Concerns over a link between selective serotonin reuptake inhibitors and an increased risk of suicidal thoughts and behaviour first arose in 1990 after a published article spotlighted that GlaxoSmithKline's Seroxat/Paxil (paroxetine) could trigger suicidal acts. Further trials pointed to a doubling in the suicide rate between placebo and active treatment but, says Prof Healy: “It was only in a recent study reviewing over 700 trials that this difference became significant.”

The issue of SSRI safety was inadvertently pushed into the limelight by GlaxoSmithKline in 2004, after the US Attorney General, Eliot Spitzer, sued the firm saying it had withheld important data concerning the safety of Paxil - then one of the biggest drugs in its pipeline. The move not only triggered global efforts to make all data publicly available, but ensured the entire class of SSRIs came rubber-stamped with a black box warning alluding to their raised risk of suicide in both children and, later, adults. It also dealt a swift blow to the market, destabilizing the dominant position of the SSRIs, and triggering a report this week predicting contraction of the market over the next years.

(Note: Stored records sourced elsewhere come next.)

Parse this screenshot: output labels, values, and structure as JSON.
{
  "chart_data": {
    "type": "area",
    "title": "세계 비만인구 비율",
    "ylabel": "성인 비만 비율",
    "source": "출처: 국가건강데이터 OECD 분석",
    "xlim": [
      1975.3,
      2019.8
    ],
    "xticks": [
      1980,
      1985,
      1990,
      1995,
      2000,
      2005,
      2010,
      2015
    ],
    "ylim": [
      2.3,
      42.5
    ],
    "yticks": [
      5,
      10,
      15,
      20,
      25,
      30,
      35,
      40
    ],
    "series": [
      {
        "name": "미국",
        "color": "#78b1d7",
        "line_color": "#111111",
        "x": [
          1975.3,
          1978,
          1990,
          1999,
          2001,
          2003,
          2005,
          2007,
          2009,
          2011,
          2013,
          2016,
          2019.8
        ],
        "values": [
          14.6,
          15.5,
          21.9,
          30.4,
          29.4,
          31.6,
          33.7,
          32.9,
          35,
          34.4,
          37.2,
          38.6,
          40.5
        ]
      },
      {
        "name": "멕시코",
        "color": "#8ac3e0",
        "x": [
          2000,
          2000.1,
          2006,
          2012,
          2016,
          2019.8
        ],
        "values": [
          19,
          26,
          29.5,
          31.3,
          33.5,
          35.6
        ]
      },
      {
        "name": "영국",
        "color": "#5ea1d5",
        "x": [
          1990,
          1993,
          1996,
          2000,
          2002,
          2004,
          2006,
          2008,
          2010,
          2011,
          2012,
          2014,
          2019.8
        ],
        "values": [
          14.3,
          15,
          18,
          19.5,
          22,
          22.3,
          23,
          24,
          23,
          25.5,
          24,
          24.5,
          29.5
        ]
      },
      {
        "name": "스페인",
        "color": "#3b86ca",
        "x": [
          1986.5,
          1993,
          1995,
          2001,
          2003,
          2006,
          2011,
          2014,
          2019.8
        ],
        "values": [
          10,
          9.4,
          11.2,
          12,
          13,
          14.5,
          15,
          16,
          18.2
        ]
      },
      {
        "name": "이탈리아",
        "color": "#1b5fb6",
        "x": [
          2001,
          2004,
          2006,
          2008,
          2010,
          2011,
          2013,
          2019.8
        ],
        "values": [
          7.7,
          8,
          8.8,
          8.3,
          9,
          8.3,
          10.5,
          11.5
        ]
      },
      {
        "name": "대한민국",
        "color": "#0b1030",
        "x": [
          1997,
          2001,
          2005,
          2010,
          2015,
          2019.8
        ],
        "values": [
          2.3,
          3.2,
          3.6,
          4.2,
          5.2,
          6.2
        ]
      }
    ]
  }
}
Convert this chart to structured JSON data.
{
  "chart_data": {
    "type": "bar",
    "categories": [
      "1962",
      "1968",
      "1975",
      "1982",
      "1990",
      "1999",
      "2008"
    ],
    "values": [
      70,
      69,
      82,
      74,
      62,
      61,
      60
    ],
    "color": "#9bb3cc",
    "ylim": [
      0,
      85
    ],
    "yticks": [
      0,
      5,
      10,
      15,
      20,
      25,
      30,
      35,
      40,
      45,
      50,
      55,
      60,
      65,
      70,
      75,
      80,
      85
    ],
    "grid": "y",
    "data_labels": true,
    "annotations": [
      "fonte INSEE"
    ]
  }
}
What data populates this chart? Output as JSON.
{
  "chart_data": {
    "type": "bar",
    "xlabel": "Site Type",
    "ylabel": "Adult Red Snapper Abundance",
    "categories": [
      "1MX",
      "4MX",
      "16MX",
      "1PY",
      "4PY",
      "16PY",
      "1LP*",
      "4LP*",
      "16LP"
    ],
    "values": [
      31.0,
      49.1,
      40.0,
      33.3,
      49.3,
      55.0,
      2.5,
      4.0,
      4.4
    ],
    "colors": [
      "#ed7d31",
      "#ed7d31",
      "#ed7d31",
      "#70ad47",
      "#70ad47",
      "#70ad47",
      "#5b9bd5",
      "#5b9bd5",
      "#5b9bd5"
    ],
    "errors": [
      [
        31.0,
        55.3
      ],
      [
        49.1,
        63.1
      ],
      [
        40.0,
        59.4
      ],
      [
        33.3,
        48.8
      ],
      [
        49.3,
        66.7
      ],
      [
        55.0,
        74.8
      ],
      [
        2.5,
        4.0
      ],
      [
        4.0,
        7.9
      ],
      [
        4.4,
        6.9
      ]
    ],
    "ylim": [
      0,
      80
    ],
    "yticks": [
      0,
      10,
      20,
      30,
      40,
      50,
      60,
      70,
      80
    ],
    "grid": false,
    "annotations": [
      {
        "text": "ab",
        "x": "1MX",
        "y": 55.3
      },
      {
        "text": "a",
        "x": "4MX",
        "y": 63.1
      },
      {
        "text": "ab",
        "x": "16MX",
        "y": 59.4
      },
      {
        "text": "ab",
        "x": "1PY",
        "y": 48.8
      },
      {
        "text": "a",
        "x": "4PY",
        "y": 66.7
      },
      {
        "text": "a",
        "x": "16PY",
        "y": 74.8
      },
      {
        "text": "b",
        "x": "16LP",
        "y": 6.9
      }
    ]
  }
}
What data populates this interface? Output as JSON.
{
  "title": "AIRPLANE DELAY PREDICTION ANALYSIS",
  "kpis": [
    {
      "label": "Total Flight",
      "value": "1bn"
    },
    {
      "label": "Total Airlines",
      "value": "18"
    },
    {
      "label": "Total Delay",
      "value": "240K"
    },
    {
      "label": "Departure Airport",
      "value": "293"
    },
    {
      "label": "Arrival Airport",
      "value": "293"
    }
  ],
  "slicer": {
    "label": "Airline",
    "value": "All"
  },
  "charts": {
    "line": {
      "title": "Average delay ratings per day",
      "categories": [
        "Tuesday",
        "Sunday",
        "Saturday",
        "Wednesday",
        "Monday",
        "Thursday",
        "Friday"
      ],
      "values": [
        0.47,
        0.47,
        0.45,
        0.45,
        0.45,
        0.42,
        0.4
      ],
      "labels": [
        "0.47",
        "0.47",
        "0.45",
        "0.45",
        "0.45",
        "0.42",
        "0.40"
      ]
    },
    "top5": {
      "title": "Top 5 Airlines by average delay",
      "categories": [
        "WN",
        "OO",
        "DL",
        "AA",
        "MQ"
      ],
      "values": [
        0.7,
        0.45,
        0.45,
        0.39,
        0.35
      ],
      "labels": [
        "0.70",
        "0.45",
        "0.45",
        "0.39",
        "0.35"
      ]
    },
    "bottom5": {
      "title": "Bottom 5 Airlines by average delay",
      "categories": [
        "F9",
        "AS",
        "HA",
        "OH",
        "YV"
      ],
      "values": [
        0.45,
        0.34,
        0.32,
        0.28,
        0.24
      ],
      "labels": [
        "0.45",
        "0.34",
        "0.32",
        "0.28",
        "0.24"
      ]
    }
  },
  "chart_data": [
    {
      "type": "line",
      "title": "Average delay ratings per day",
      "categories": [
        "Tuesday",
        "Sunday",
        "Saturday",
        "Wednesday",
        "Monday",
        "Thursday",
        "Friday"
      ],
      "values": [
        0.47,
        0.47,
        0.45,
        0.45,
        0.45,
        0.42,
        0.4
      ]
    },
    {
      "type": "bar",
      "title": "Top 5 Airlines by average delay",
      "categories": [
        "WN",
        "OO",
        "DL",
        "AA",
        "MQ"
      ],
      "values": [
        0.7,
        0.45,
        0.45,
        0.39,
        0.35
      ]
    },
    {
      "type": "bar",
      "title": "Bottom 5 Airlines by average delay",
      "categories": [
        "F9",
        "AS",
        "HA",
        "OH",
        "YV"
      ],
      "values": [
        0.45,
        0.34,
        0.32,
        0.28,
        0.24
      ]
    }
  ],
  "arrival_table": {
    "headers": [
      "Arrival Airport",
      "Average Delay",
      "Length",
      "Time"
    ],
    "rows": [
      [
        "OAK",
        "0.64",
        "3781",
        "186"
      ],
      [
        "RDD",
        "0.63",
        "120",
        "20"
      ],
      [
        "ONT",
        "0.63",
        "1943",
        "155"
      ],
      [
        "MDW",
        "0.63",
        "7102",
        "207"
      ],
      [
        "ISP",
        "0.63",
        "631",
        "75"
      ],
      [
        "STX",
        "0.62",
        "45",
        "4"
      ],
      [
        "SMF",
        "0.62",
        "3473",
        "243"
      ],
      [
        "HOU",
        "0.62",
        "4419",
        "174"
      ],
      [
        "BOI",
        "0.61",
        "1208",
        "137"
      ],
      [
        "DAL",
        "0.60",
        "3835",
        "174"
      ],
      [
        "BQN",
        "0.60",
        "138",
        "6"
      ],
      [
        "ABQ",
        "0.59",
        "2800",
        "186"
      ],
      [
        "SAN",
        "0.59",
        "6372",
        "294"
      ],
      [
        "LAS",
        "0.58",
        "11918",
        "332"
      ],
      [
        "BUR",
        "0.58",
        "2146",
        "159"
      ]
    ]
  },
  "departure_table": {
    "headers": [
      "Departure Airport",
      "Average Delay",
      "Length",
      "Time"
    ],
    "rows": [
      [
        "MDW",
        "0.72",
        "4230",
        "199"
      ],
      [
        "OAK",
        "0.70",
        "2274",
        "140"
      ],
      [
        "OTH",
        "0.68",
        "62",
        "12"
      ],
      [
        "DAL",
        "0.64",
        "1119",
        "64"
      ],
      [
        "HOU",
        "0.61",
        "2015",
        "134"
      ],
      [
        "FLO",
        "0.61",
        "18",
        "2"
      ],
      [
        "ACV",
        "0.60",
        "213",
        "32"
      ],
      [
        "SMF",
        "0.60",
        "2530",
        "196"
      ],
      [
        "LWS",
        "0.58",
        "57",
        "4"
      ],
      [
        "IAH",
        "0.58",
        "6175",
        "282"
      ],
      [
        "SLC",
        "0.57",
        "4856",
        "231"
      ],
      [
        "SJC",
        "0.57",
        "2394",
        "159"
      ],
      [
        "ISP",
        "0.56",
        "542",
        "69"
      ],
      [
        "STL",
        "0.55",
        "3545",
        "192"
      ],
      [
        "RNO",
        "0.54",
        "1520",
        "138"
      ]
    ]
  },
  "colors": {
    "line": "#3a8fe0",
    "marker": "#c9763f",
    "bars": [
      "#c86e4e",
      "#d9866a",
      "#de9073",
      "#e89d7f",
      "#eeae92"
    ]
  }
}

Adds Prof Healy: “Trials in children conducted in the mid-1990s show a doubling of the risks of suicidal acts with SSRIs. These results have recently formed the basis of warnings about the use of SSRIs in children. Trials in adults show a similar risk ratio, yet, until May 2006, no warnings were issued for adults. This trend should have been seen by both companies and regulators as something that required investigation.”

Instead, he notes, the finding was obscured by the way in which results were presented to the regulators, as well as the regulators' “rigid interpretation” of the data, which may have delayed warnings over their use.

Prof Healy now believes that the risk posed by SSRIs on suicidal thoughts and behaviour is more than double that of placebo (2.6 times greater) and calls for new ways to evaluate the risks and benefits of compounds. This is echoed by BMJ editor, Fiona Godlee, who argues in a separate editorial that the drug industry is overpowerful and under-regulated, and suggests a radical solution to prevent drug companies from evaluating their own products.